Complications from hammertoe surgery
In June of 2013 I had a cheiloctomy on my big toe, and a hammer toe fixed on the
second toe. The bone was cut screwed and pinned. The bottom of my foot was very
painful when walking. After physical therapy, and acupuncture I still had pain. I then had a MSK ultrasound which showed the screw had moved 2 mm. I had the screw removed in December 2003. I asked about removing the pin, but the doctor said that had to stay, or my toe wouldn't stay straight. I am still having pain in the second toe. The toe doesn't purchase the ground, and I have been taping the toe. The doctor believes it is the tendon. I think it is the pin, as when walking and extending my toes I feel pain. My foot is also very uncomfortable in a shoe.
My theory is if the screw moved, perhaps the pin also moved, or the bone wasn't set
correctly. I am at my wits end, and don't know what to do next. Any advice you can give me would be greatly appreciated. Thank You!RESPONSE
Let me first start out by saying this is a hard one to offer an opinion on without actually seeing your toe and at least an x-ray.
I am a believer that sometimes less is more, meaning a lot of surgeries done on toes is a question of over kill. If I understand you correctly, you had a screw and a pin inserted into your second toe. That to me is too much hardware for such a small area. Again, I may be missing something because I cannot examine you.
So you had the screw removed, but that did not help much as your toe continues to hurt and fails to purchase the ground. You also mention you get pain when you extend the toe; that very well may be the pin which may have backed
up a bit and is irritating the joint between the toe bone and the metatarsal bone.
The fact that the toe fails to purchase the ground may be due to a tight extensor tendon, or, it may be due to the pin. Again, I would have to see your foot.
This is not rocket science. If you are in as much pain as you say you are then something has to be done. The smart money would be on getting another opinion from a local foot specialist.

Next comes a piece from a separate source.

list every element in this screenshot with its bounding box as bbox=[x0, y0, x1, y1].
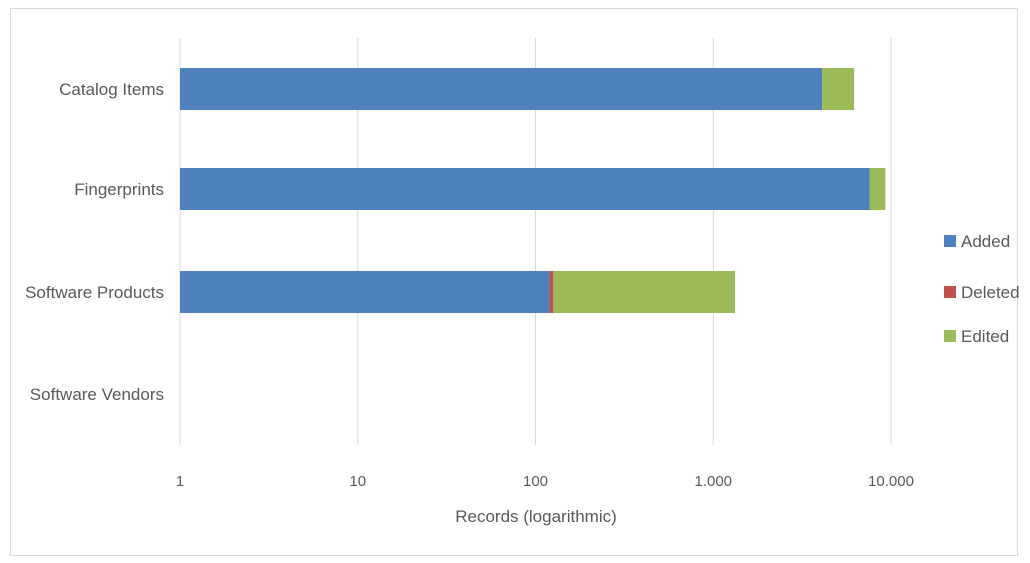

In general, just lengthening the tendon to get the toe to purchase the ground might not be enough to alleviate your pain, because it is the extension of the toe that is causing you pain. If the pin is determined to be part of the problem, then the pin should also be removed. This might necessitate then doing a conventional hammertoe surgery, and yes, your toe might not be quite as straight as it is now, but it will probably no longer hurt. Which option would you prefer, slightly bent with no pain, or straight with pain?
As a side note, in general I do not like fusing toes, especially the second toe. If the second toe is now longer than your big toe there is a very good chance you will end up with a corn at the end of the second toe over time, simply because there is no "give" to the toe and it just jams into the end of your shoe.
As a final thought, it should be easy enough for the doctor to determine if the pin is causing your pain. He can look at your x-ray, note where the pin is located and then palpate your toe in the same area. If there is pain there, then there is a good chance the pin is part of the problem.
Do yourself a favor and get a second opinion.